ダーチャで生活するための詳細ガイド

また今年も、ロシアの短い夏の季節が終わりを告げた。7月の暑い日々の名残のような9月下旬の暖かい日々は、ロシアのダーチャで過ごした素敵な時間を思い出すのに最適な時間だ。
家族で食事を楽しむ機会もダーチャの主な魅力だ。ここでは厳格な都市的な生活習慣を忘れることができる。ダーチャと言えば伝統的なシシカバブ、魚のスープ、きのこの他、たくさんの野菜や果物がつきものなので、そのメニューにダイエットはないからだ。もう一つのダーチャの楽しみは、冬の季節のためにジャムなどの果物の砂糖煮を作ることだ
ダーチャによっては広大な敷地に離れ家、農園や、家庭用施設、その他の施設がいろいろ揃っている場合もある。初めてロシアのダーチャに訪問するなら、どこに何があるのかを把握できるように、入手可能な場合は地図を手配しておくといいだろう。
いつも住んでいるバーブシュカ(おばあさん)がいない別荘は、肉の入っていないバーガーのようなものである。バーブシュカはお守りのような存在で、田舎のロマンスの象徴である。多くのロシア人にとって、ダーチャの説明しがたい魅力が具現化されているのは(できれば自分の家族の)バーブシュカの存在なのである。
それに、猫のいないダーチャなんて考えられるだろうか?そんなダーチャはロシアのものではない。それは確かだ。猫は、バーブシュカと同様に、ダーチャ体験とほぼ同義なのだ。猫はネズミだけでなく、周囲の森の中に潜んでいるあらゆる野生の小動物からダーチャを守ってくれている。

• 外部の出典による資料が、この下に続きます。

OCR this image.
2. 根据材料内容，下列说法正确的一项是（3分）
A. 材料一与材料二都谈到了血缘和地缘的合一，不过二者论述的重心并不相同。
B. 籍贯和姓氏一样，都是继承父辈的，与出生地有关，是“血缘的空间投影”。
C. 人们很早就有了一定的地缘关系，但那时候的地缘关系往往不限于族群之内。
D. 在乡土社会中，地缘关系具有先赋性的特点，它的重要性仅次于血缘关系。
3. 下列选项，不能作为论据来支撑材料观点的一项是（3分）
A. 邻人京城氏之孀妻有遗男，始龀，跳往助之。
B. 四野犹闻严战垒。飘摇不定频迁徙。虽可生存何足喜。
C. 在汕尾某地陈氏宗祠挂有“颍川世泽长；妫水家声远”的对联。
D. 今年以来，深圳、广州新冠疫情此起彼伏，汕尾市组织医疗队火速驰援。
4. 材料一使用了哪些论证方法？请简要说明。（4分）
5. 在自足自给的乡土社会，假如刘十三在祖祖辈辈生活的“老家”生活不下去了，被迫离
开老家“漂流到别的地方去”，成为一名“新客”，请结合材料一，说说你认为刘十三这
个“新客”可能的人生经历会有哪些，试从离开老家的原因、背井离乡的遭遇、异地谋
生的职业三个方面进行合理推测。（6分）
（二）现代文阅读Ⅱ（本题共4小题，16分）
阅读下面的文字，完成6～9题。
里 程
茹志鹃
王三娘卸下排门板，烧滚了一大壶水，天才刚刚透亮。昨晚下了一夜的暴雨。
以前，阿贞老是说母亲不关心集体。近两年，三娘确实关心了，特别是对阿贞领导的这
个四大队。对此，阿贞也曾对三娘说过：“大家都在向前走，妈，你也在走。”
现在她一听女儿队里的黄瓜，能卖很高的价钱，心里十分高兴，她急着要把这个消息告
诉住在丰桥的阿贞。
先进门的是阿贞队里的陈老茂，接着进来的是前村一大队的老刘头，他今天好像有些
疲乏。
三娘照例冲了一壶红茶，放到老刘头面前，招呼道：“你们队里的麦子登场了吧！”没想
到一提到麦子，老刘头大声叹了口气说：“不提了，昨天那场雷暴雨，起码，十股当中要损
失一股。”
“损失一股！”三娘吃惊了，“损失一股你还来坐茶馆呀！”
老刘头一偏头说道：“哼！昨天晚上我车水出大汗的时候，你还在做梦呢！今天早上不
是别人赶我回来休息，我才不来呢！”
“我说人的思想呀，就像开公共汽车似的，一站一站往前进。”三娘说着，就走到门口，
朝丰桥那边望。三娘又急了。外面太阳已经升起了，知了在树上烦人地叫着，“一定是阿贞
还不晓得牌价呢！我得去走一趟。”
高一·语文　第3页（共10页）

ダーチャではどんなことをすればいいのだろう?筋金入りのダーチャ愛好家なら、そのような質問を思いつくことはまずない。多世代にわたるロシア人にとっては、家庭菜園と園芸が人気の娯楽だ。夏になると、ほとんどの人が自らの労働の果実(もちろん野菜やハーブも)を満喫することを好むが、それはおいしいうえに、環境にも優しい。
今年、ロシアのリンゴ収穫は3年連続の豊作だった。9月は、誰もがアップルパイを焼いたりりんごジュースを作るために、芳香に満ちた熟したりんごの箱をダーチャから持ち帰る時期だ。時にはあまりに採れすぎるため、どうすればいいのか困ることもある。
家庭菜園の作業を止めて休憩するとなると、多くのロシア人は釣りに行くのが好きだ。必ずしも夕食にできるほどたくさん釣れるわけではないが、釣りの愛好家に真の喜びをもたらすのは、釣りという行為自体なのだ。
ロシア民衆の通念によれば、一日の労働後にストレスを解消し、病気から身体を守る唯一の方法は、伝統的なバーニャ(蒸し風呂)である。バーニャは技術的な意味でも儀式的な意味でも、正しい方法で加熱し使用することが重要だ。
ロシアのダーチャでの週末は、バーベキューあるいは串刺し肉の直火焼きをしなければ、本当のものとはいえない。伝統の殿堂においては、おそらくバーベキューが最も不可欠なものだろう。ダーチャで行うほとんどの活動と同じように、しばしば結果よりもそれを行うプロセス自体の方が重要なのである。